Lee Vandervis. Photos: supplied
Lee Vandervis. Photos: supplied
Demands to keep rates rises low at the same time as ensuring Dunedin’s infrastructure is up to the task are hard to reconcile, the city’s mayor says.

Infrastructure required maintenance, repairs, upgrades and sometimes expansion and the city council was spending the necessary money to get the job done, Jules Radich said.

"We’ve shifted our spending to that and I think we can’t wave a magic wand and have it all instantly installed, but this council has taken the brave decision to actually increase expenditure on infrastructure and get things sorted out, finally."

In such a situation, calls for low rates rises — amid high interest rates and inflation — presented an "impossible conundrum", Mr Radich said.

The Dunedin City Council adopted its 2025-34 long-term plan this week, which included a rates rise of 10.7% for 2025-26.

The $4.5billion nine-year budget for operating costs included more than $1.3b for Three Waters, $708 million for roading and footpaths, $504m for upkeep of city properties, $440m for governance and support services, $451m for community recreation and $412m for waste minimisation.

Councillors endorsed a $2b capital programme over nine years, including $1b for Three Waters and $505m for roading and footpaths.

Cr Lee Vandervis decried projected increases in debt, including a $121m jump in 2025-26, following a $120m increase.

Council debt is projected to exceed $1b by mid-2029 and end up about $1.165b in 2034.

Cr Vandervis suggested the next council — after this year’s elections — would need to go back to the drawing board to reduce its vulnerability around debt.

Matters that would have to be revisited might include spending on cycleways, zero-carbon initiatives and borrowing for some grants, he said.

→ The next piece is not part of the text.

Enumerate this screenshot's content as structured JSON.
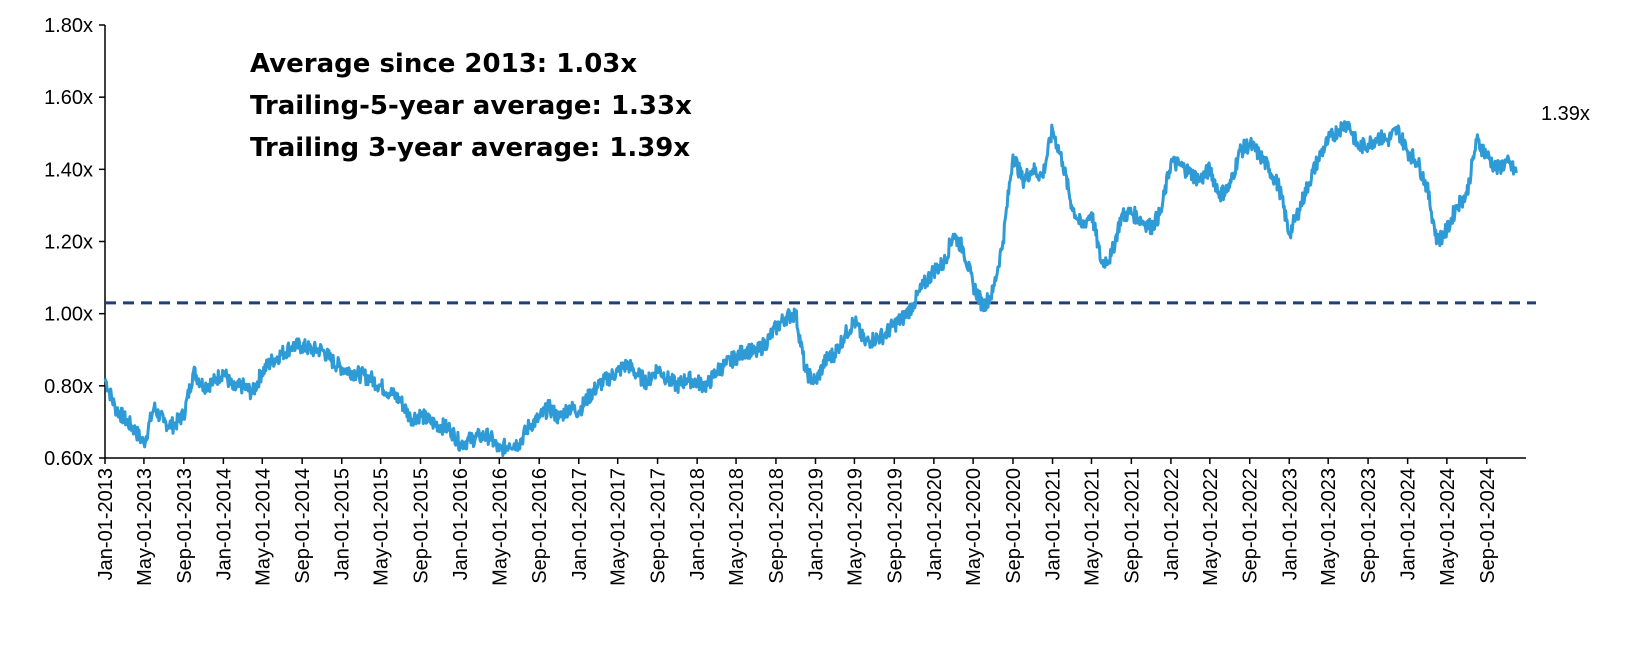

Cr Brent Weatherall gave the budget a B- score after the council stopped posting deficits.

More financial discipline should have been shown, he said.

Sophie Barker.
Sophie Barker.
"Yes, the cash has been splashed."

Deputy mayor Cherry Lucas said she did not believe the plan was fiscally prudent.

Cr Sophie Barker said the council needed to take a closer look at its operational spend.

The council had more work to do to ensure it was delivering value for money, she said.

Cr Steve Walker listed a series of decisions he believed were positive.

They included support for Dunedin Railways, finishing the Otago Peninsula roading and cycleway project and going ahead with the Smooth Hill landfill.

He was less pleased about lack of ambition for community housing and the council not reserving space at the South Dunedin library complex for the South Dunedin Community Network.

Cr Jim O’Malley said getting on with necessary capital expenditure, such as on Three Waters, was the right approach.

"But if you don’t bite the bullet and do it, then you are faced with having to do it as your system collapses on you, as is happening in Wellington."

Cr Andrew Whiley said the plan was about putting a strong foundation in the ground for growth.

"If you do not invest in infrastructure, you struggle with everything else and the liveability of the city diminishes."

Cr Christine Garey said decisions about supporting arts venues were positive and the importance of zero-carbon work was plain.

Cr Kevin Gilbert was disappointed the council decided against charging international visitors for entry to its cultural institutions.